Eine Treppe. Das ist alles. Die moderne Technik und die daraus resultierenden Möglichkeiten sorgen für den Rest. Sitzlifte können auf geradem Treppenverlauf ebenso montiert werden, wie bei einer Treppe mit S-Kurve oder gar einer Wendeltreppe. Das wichtigste ist, dass am Treppenabsatz die Schienen sicher und fest moniert werden können. Das sind die einzige Voraussetzungen, die es zu erfüllen gibt, möchte man seine vier Wände und sein Eigenheim mit einem Sitzlift ausstatten.

Komfort ist alles. Gibt es hier auch Unterschiede?

Komfort ist alles. … und einen grundlegenden Komfort biete mittlerweile alle Arten von Sitzliften. Wer es besonders komfortabel und bequem möchte, der sollte auf Sitzmaterial und Verarbeitung achten, ebenso wie auf das Gurtsystem. Ebenfalls gibt es einige Modelle, die mit integriertem Trittbrett ausgestattet sind, während andere auf eben diesen Luxus verzichten.
Letzten Endes ist die Frage nach Komfort eine Frage des Preises, den man investieren möchte und kann. Auch die Steuerung ist hier betroffen. Es sind Sitzlifte erhältlich, die ausschließlich manuell mit Hilfe einer weiteren Person bedient werden können, während andere Sitzlifte mit einer Fernbedienung ausgestattet sind. Gleiches gilt für Motoren, die über Strom und Batterie laufen. Manche Sitzlifte sind ausschließlich Strombetrieben. Andere schalten auf Batterie, fällt der Strom aus. Unangenehm, wenn man mitten im Stromausfall zwischen den Etagen im wahrsten Sinne des Wortes festsitzt.

Was kostet die Welt und ein Sitzlift

Diese Frage ist gar nicht so einfach zu beantworten.

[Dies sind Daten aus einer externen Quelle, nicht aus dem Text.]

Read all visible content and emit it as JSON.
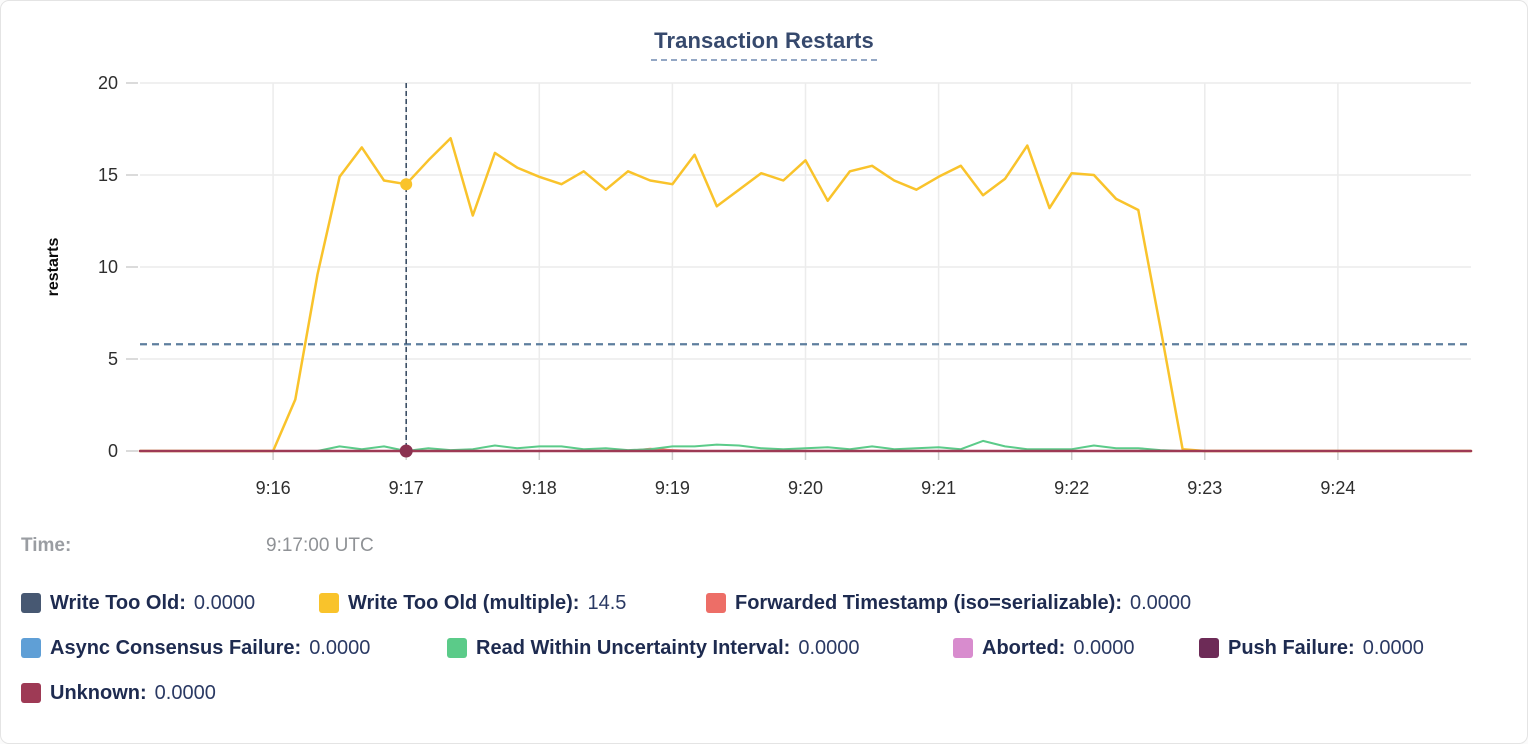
{
  "chart_data": {
    "type": "line",
    "title": "Transaction Restarts",
    "ylabel": "restarts",
    "xlabel": "",
    "ylim": [
      0,
      20
    ],
    "yticks": [
      0,
      5,
      10,
      15,
      20
    ],
    "xticks": [
      "9:16",
      "9:17",
      "9:18",
      "9:19",
      "9:20",
      "9:21",
      "9:22",
      "9:23",
      "9:24"
    ],
    "x_range": [
      "9:15:00",
      "9:25:00"
    ],
    "grid": true,
    "legend_position": "bottom",
    "average_line": {
      "value": 5.8,
      "color": "#5e7f9e",
      "style": "dashed"
    },
    "crosshair": {
      "time": "9:17:00",
      "color": "#3c4f66",
      "dots": [
        {
          "series": "Write Too Old (multiple)",
          "value": 14.5,
          "color": "#f9c32b",
          "radius": 6
        },
        {
          "series": "Unknown",
          "value": 0,
          "color": "#8b3150",
          "radius": 6.5
        }
      ]
    },
    "series": [
      {
        "name": "Write Too Old",
        "color": "#475872",
        "width": 2,
        "points": [
          [
            "9:15:00",
            0
          ],
          [
            "9:25:00",
            0
          ]
        ]
      },
      {
        "name": "Write Too Old (multiple)",
        "color": "#f9c32b",
        "width": 2.5,
        "points": [
          [
            "9:15:00",
            0
          ],
          [
            "9:16:00",
            0
          ],
          [
            "9:16:10",
            2.8
          ],
          [
            "9:16:20",
            9.6
          ],
          [
            "9:16:30",
            14.9
          ],
          [
            "9:16:40",
            16.5
          ],
          [
            "9:16:50",
            14.7
          ],
          [
            "9:17:00",
            14.5
          ],
          [
            "9:17:10",
            15.8
          ],
          [
            "9:17:20",
            17.0
          ],
          [
            "9:17:30",
            12.8
          ],
          [
            "9:17:40",
            16.2
          ],
          [
            "9:17:50",
            15.4
          ],
          [
            "9:18:00",
            14.9
          ],
          [
            "9:18:10",
            14.5
          ],
          [
            "9:18:20",
            15.2
          ],
          [
            "9:18:30",
            14.2
          ],
          [
            "9:18:40",
            15.2
          ],
          [
            "9:18:50",
            14.7
          ],
          [
            "9:19:00",
            14.5
          ],
          [
            "9:19:10",
            16.1
          ],
          [
            "9:19:20",
            13.3
          ],
          [
            "9:19:30",
            14.2
          ],
          [
            "9:19:40",
            15.1
          ],
          [
            "9:19:50",
            14.7
          ],
          [
            "9:20:00",
            15.8
          ],
          [
            "9:20:10",
            13.6
          ],
          [
            "9:20:20",
            15.2
          ],
          [
            "9:20:30",
            15.5
          ],
          [
            "9:20:40",
            14.7
          ],
          [
            "9:20:50",
            14.2
          ],
          [
            "9:21:00",
            14.9
          ],
          [
            "9:21:10",
            15.5
          ],
          [
            "9:21:20",
            13.9
          ],
          [
            "9:21:30",
            14.8
          ],
          [
            "9:21:40",
            16.6
          ],
          [
            "9:21:50",
            13.2
          ],
          [
            "9:22:00",
            15.1
          ],
          [
            "9:22:10",
            15.0
          ],
          [
            "9:22:20",
            13.7
          ],
          [
            "9:22:30",
            13.1
          ],
          [
            "9:22:40",
            6.7
          ],
          [
            "9:22:50",
            0.1
          ],
          [
            "9:23:00",
            0
          ],
          [
            "9:25:00",
            0
          ]
        ]
      },
      {
        "name": "Forwarded Timestamp (iso=serializable)",
        "color": "#ed6e67",
        "width": 2,
        "points": [
          [
            "9:15:00",
            0
          ],
          [
            "9:18:40",
            0
          ],
          [
            "9:18:50",
            0.12
          ],
          [
            "9:19:00",
            0.05
          ],
          [
            "9:19:10",
            0
          ],
          [
            "9:25:00",
            0
          ]
        ]
      },
      {
        "name": "Async Consensus Failure",
        "color": "#5f9fd6",
        "width": 2,
        "points": [
          [
            "9:15:00",
            0
          ],
          [
            "9:25:00",
            0
          ]
        ]
      },
      {
        "name": "Read Within Uncertainty Interval",
        "color": "#5bcb89",
        "width": 2,
        "points": [
          [
            "9:15:00",
            0
          ],
          [
            "9:16:20",
            0
          ],
          [
            "9:16:30",
            0.25
          ],
          [
            "9:16:40",
            0.1
          ],
          [
            "9:16:50",
            0.25
          ],
          [
            "9:17:00",
            0
          ],
          [
            "9:17:10",
            0.15
          ],
          [
            "9:17:20",
            0.05
          ],
          [
            "9:17:30",
            0.1
          ],
          [
            "9:17:40",
            0.3
          ],
          [
            "9:17:50",
            0.15
          ],
          [
            "9:18:00",
            0.25
          ],
          [
            "9:18:10",
            0.25
          ],
          [
            "9:18:20",
            0.1
          ],
          [
            "9:18:30",
            0.15
          ],
          [
            "9:18:40",
            0.05
          ],
          [
            "9:18:50",
            0.1
          ],
          [
            "9:19:00",
            0.25
          ],
          [
            "9:19:10",
            0.25
          ],
          [
            "9:19:20",
            0.35
          ],
          [
            "9:19:30",
            0.3
          ],
          [
            "9:19:40",
            0.15
          ],
          [
            "9:19:50",
            0.1
          ],
          [
            "9:20:00",
            0.15
          ],
          [
            "9:20:10",
            0.2
          ],
          [
            "9:20:20",
            0.1
          ],
          [
            "9:20:30",
            0.25
          ],
          [
            "9:20:40",
            0.1
          ],
          [
            "9:21:00",
            0.2
          ],
          [
            "9:21:10",
            0.1
          ],
          [
            "9:21:20",
            0.55
          ],
          [
            "9:21:30",
            0.25
          ],
          [
            "9:21:40",
            0.1
          ],
          [
            "9:21:50",
            0.1
          ],
          [
            "9:22:00",
            0.1
          ],
          [
            "9:22:10",
            0.3
          ],
          [
            "9:22:20",
            0.15
          ],
          [
            "9:22:30",
            0.15
          ],
          [
            "9:22:40",
            0.05
          ],
          [
            "9:22:50",
            0
          ],
          [
            "9:25:00",
            0
          ]
        ]
      },
      {
        "name": "Aborted",
        "color": "#d88cce",
        "width": 2,
        "points": [
          [
            "9:15:00",
            0
          ],
          [
            "9:25:00",
            0
          ]
        ]
      },
      {
        "name": "Push Failure",
        "color": "#6d2b57",
        "width": 2,
        "points": [
          [
            "9:15:00",
            0
          ],
          [
            "9:25:00",
            0
          ]
        ]
      },
      {
        "name": "Unknown",
        "color": "#9e3a55",
        "width": 2.5,
        "points": [
          [
            "9:15:00",
            0
          ],
          [
            "9:25:00",
            0
          ]
        ]
      }
    ]
  },
  "tooltip": {
    "time_label": "Time:",
    "time_value": "9:17:00 UTC"
  },
  "legend_rows": [
    [
      {
        "label": "Write Too Old",
        "value": "0.0000",
        "color": "#475872"
      },
      {
        "label": "Write Too Old (multiple)",
        "value": "14.5",
        "color": "#f9c32b"
      },
      {
        "label": "Forwarded Timestamp (iso=serializable)",
        "value": "0.0000",
        "color": "#ed6e67"
      }
    ],
    [
      {
        "label": "Async Consensus Failure",
        "value": "0.0000",
        "color": "#5f9fd6"
      },
      {
        "label": "Read Within Uncertainty Interval",
        "value": "0.0000",
        "color": "#5bcb89"
      },
      {
        "label": "Aborted",
        "value": "0.0000",
        "color": "#d88cce"
      },
      {
        "label": "Push Failure",
        "value": "0.0000",
        "color": "#6d2b57"
      }
    ],
    [
      {
        "label": "Unknown",
        "value": "0.0000",
        "color": "#9e3a55"
      }
    ]
  ]
}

Zu viele Faktoren beeinflussen den Endpreis. Wovon dieser abhängt? In erster Linie vom Treppenverlauf. Gerade Treppen sind einfacher mit eine Sitzlift zu bestücken, als Wendeltreppen. Auch die jeweilige Länge der Treppe im allgemeinen ist ein variabler Faktor.
Es folgen Aspekte wie Innen- und Außenausstattung, Motorenleistung, Material für den Sitz und dessen Verarbeitung und noch viel mehr
Grundsätzlich ist festzuhalten, dass man mit einem Minimum- und Basispreis von 4000 Euro rechnen darf. Nach oben sind keine Grenzen gesetzt. Das Gute beim Sitzlift ist jedoch, dass, bei nachgewiesener Notwendigkeit Krankenkassen und Staat bei der Finanzierung unter die Arme greift.